Le ministre Couillard et ses fonctionnaires ont peut-être d'autres motivations, plus machiavéliques: le spectre d'un hôpital à deux têtes va torpiller le projet Outremont, car s'il fallait choisir entre Saint-Luc (un site qui n'enthousiasmait personne au départ) et un hôpital écartelé entre Outremont et Notre-Dame, la communauté médicale montréalaise se repliera sur Saint-Luc comme sur la moins mauvaise des solutions.

Il y a longtemps, du reste, que les fonctionnaires du MSSS pilotent cette idée d'un hôpital bicéphale. L'ancien ministre péquiste François Legault, peu avant les élections, s'était rangé à leur point de vue.

Pendant ce temps, le gouvernement tergiverse... Il s'est engagé dans la phase trois d'un processus de sous-traitance d'une décision qui devrait pourtant relever du pouvoir politique.

La phase un avait été de confier à MM. Mulroney et Johnson le mandat de déterminer le meilleur site. On a compris plus tard qu'en fait, ce mandat se limitait à choisir la solution la moins coûteuse.

La phase deux survint après le lancement du projet de l'Université de Montréal: un autre contrat de sous-traitance à Daniel Johnson... qui a ressorti ses papiers, refait les mêmes calculs et réitéré son premier choix. Son rapport s'est perdu sur quelque tablette.

La phase trois se déroule actuellement. La sous-traitance, cette fois, est allée à Guy St-Pierre, ancien président de SNC-Lavalin, et Armand Couture, ancien président d'Hydro-Québec.

Le rapport doit être remis le 2 février, mais le premier est encore en vacances à l'étranger! On ne doute pas qu'il ait apporté des dossiers avec lui, mais il n'a rencontré personne... et c'est par téléphone qu'il a participé cette semaine à une réunion avec les dirigeants du CHUM!

Quant au second, il a donné l'impression à ses interlocuteurs qu'il est «vendu» mordicus à l'idée d'un CHUM à deux têtes. Il fait grand état du fait que le CHU de McGill et celui de Sherbrooke soient sur deux sites. Passons sur ce dernier, qui n'aura jamais, malgré ses ambitions, l'importance de celui de l'Université de Montréal. Mais a-t-on oublié que ce n'est que sous la pression gouvernementale (relayée par la commission Mulroney-Johnson) que McGill s'est résigné à couper son futur hôpital en deux?

La controverse n'est pas finie: si MM. St-Pierre et Couture donnent leur bénédiction au site Outremont en se basant sur l'analyse environnementale rassurante de SNC-Lavalin, on les accusera d'être en conflit d'intérêt puisqu'ils viennent tous deux de SNC-Lavalin... et une autre firme d'ingénierie, embauchée celle-là par l'administration du CHUM, prédit au contraire les pires catastrophes environnementales!

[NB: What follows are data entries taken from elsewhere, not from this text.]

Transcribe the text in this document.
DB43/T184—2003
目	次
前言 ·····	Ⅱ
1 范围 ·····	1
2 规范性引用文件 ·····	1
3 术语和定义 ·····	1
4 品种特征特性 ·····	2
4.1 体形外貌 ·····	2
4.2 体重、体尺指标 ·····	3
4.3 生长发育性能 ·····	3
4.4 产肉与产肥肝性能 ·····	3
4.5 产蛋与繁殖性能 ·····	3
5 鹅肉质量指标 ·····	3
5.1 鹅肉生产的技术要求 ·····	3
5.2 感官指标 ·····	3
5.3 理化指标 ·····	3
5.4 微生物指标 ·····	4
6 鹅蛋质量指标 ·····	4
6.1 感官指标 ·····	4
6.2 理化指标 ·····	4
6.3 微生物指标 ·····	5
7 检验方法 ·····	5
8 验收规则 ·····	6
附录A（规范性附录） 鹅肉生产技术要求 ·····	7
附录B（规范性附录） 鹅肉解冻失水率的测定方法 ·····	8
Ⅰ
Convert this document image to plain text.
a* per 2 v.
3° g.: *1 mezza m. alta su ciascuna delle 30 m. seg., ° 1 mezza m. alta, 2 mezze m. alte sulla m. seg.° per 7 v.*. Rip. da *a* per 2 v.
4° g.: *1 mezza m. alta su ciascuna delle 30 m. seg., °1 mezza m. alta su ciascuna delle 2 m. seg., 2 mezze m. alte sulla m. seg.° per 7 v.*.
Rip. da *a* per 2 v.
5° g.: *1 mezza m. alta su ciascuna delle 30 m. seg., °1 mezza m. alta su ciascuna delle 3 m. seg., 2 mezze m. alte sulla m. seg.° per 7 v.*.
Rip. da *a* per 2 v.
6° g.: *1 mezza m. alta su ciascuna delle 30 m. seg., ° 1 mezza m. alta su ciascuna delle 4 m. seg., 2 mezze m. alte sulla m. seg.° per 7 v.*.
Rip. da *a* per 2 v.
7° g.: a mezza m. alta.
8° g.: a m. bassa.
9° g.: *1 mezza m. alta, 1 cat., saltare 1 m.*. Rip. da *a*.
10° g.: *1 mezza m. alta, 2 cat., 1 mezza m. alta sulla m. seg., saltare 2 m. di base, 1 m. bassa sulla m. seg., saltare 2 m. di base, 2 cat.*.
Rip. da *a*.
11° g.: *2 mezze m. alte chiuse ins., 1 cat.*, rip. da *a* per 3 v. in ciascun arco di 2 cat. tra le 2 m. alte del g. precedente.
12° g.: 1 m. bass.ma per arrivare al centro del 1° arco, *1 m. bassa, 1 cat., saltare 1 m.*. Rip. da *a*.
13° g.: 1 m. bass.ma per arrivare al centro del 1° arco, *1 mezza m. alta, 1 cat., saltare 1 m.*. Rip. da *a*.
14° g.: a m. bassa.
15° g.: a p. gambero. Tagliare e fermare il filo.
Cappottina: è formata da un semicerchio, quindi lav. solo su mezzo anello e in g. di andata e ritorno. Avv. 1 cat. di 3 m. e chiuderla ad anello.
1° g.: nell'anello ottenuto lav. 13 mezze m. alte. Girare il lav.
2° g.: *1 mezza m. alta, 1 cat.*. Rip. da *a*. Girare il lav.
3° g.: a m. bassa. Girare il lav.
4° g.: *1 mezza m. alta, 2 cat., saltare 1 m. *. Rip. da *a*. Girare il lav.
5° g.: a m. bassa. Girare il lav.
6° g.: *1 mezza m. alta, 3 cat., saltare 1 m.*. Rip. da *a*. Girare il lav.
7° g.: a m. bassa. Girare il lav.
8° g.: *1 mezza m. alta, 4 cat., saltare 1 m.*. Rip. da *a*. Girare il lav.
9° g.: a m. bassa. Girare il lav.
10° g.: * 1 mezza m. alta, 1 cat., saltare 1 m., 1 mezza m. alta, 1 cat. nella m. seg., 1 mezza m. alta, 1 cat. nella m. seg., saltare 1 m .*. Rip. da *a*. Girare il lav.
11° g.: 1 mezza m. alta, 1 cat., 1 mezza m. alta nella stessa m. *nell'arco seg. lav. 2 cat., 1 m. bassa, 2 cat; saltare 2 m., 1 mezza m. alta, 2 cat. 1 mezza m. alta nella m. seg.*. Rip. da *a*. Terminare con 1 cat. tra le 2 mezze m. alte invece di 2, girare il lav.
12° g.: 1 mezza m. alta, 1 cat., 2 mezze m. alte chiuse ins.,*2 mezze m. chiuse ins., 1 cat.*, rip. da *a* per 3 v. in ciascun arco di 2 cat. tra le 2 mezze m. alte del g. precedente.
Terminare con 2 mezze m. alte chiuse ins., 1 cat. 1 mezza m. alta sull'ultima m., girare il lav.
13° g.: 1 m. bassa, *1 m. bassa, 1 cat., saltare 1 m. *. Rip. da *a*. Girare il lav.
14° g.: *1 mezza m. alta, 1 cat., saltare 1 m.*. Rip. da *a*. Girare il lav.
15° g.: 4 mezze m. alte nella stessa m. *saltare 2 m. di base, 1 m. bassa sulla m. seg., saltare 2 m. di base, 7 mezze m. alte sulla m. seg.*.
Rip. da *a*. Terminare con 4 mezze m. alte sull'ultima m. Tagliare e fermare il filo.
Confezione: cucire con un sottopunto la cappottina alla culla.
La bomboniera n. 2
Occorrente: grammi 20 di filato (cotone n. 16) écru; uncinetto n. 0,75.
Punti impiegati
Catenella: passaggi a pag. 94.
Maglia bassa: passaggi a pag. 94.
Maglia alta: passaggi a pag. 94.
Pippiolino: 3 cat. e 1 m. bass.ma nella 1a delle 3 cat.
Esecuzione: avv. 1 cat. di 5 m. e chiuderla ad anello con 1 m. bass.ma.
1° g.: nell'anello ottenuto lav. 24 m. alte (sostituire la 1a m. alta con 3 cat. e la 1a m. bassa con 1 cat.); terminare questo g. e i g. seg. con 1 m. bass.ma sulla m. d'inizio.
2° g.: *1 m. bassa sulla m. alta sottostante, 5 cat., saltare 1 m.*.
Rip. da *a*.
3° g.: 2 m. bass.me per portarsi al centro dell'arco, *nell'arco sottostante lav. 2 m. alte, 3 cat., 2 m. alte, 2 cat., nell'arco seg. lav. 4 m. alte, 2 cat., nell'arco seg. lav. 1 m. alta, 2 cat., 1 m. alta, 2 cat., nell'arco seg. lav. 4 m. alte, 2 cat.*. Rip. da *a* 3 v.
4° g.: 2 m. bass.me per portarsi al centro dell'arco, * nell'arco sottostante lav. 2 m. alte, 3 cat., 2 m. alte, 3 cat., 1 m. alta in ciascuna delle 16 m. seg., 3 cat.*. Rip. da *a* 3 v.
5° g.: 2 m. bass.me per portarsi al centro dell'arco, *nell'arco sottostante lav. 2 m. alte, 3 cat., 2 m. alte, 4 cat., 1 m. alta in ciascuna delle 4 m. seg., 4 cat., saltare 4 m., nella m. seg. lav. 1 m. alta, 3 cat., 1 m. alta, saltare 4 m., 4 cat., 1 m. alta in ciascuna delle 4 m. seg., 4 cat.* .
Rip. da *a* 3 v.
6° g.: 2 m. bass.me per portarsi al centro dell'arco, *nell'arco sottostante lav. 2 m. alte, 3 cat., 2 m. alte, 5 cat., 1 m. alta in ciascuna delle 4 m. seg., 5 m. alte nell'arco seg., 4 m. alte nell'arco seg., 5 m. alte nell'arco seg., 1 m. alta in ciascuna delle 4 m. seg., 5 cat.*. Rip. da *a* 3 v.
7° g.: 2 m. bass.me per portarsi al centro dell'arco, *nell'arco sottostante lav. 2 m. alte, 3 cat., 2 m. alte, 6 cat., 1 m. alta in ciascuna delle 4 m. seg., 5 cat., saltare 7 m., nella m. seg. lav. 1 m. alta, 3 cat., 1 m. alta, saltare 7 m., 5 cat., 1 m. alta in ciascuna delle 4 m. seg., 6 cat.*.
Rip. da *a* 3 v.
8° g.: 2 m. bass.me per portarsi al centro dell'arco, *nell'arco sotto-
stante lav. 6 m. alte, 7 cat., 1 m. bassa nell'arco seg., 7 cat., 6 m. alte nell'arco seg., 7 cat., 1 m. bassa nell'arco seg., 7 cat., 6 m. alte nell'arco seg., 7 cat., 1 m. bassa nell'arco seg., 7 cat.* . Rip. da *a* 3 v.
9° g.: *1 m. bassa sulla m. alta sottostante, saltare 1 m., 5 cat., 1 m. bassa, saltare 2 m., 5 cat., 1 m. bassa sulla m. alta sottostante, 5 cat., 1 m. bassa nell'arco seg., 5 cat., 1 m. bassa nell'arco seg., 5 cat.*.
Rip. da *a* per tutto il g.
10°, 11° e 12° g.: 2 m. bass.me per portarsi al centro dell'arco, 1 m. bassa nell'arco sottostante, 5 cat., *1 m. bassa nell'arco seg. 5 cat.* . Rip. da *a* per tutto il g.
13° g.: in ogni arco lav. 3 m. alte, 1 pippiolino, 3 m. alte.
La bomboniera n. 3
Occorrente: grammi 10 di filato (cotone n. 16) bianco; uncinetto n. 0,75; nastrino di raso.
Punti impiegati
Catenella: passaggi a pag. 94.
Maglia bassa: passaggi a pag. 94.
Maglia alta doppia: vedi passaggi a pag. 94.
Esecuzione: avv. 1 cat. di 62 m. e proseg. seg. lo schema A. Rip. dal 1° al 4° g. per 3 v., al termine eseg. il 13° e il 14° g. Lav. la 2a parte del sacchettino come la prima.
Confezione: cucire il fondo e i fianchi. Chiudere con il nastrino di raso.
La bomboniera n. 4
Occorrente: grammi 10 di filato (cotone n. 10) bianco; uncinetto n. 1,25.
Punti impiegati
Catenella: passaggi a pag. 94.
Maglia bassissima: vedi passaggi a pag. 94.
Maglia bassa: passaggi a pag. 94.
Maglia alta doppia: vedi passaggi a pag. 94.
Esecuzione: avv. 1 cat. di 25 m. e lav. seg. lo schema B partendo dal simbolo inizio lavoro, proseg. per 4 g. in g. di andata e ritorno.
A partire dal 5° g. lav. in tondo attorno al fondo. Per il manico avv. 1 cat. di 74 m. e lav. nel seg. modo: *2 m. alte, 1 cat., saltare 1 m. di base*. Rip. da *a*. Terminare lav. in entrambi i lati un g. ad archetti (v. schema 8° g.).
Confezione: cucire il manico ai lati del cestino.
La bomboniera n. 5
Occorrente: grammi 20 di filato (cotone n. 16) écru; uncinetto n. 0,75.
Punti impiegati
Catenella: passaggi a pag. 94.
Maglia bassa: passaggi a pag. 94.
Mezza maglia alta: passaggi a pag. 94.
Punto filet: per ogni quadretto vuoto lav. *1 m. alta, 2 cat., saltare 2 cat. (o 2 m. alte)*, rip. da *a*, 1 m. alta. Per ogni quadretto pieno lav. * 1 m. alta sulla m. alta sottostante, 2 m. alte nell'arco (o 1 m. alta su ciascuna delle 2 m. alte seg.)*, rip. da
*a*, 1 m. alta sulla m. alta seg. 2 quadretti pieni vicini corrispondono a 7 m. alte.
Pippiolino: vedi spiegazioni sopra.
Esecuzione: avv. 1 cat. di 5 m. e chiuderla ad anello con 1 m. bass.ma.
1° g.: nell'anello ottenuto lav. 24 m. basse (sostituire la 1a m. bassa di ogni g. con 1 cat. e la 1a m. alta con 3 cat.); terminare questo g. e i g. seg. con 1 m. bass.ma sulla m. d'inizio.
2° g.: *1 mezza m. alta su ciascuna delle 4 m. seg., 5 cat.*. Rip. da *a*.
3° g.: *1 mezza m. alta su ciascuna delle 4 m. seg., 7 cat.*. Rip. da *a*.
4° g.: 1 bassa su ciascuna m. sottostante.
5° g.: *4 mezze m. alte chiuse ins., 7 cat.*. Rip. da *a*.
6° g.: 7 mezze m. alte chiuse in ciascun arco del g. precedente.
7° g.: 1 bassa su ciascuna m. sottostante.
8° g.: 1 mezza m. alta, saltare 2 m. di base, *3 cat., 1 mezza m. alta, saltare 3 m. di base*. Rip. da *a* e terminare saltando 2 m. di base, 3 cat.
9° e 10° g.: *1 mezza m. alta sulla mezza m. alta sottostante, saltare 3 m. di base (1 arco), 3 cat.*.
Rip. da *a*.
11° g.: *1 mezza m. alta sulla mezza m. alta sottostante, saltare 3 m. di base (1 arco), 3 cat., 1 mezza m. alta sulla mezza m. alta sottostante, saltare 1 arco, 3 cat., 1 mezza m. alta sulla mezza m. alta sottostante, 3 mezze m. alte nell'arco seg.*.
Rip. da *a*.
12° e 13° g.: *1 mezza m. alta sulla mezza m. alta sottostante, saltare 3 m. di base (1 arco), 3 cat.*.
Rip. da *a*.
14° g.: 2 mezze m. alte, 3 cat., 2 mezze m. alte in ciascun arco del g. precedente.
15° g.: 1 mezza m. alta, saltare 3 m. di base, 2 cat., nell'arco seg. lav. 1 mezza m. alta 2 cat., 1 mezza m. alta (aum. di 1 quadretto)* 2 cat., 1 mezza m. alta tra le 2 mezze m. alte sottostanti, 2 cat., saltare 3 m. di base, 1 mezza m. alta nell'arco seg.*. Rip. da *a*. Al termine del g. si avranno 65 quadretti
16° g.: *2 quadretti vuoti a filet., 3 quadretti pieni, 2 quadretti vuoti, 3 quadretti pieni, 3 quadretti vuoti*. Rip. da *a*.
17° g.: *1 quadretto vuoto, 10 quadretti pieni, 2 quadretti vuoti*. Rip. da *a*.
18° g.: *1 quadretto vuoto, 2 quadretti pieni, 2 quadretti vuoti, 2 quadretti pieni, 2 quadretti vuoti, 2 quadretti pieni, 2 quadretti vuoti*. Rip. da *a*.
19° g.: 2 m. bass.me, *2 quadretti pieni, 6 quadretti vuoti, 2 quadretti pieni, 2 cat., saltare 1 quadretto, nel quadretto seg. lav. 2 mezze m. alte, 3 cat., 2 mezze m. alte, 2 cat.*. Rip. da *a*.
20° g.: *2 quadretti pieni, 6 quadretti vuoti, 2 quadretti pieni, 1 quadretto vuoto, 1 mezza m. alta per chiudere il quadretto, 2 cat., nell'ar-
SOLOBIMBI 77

Dans le vacuum créé par l'inertie politique, le projet du site de l'Hôtel-Dieu reprend du poil de la bête, non sans raison car on ne comprend pas encore exactement pourquoi les fonctionnaires l'ont rejeté sans appel (est-ce parce que c'est dans ces beaux lieux historiques ouverts sur la montagne qu'ils ont aménagé leurs propres bureaux?). En tout cas, le projet séduit bien des Montréalais.

N'oublions pas, toutefois, que c'est d'un dossier déjà pourri qu'avait hérité le gouvernement Charest. Sous le gouvernement péquiste, les études préliminaires commandées par la Corporation d'hébergement du Québec (basée à Lévis) avaient atteint un tel niveau de gaspillage que le président de la Société d'implantation du CHUM, Claude Béland, avait démissionné avec fracas pour ne pas être associé au désastre.

Ce sont peut-être les excès antérieurs qui expliquent, en partie, la volonté du gouvernement Charest de limiter les coûts. Mais il y a des économies qui ne rapportent rien quand elles sont faites à courte vue.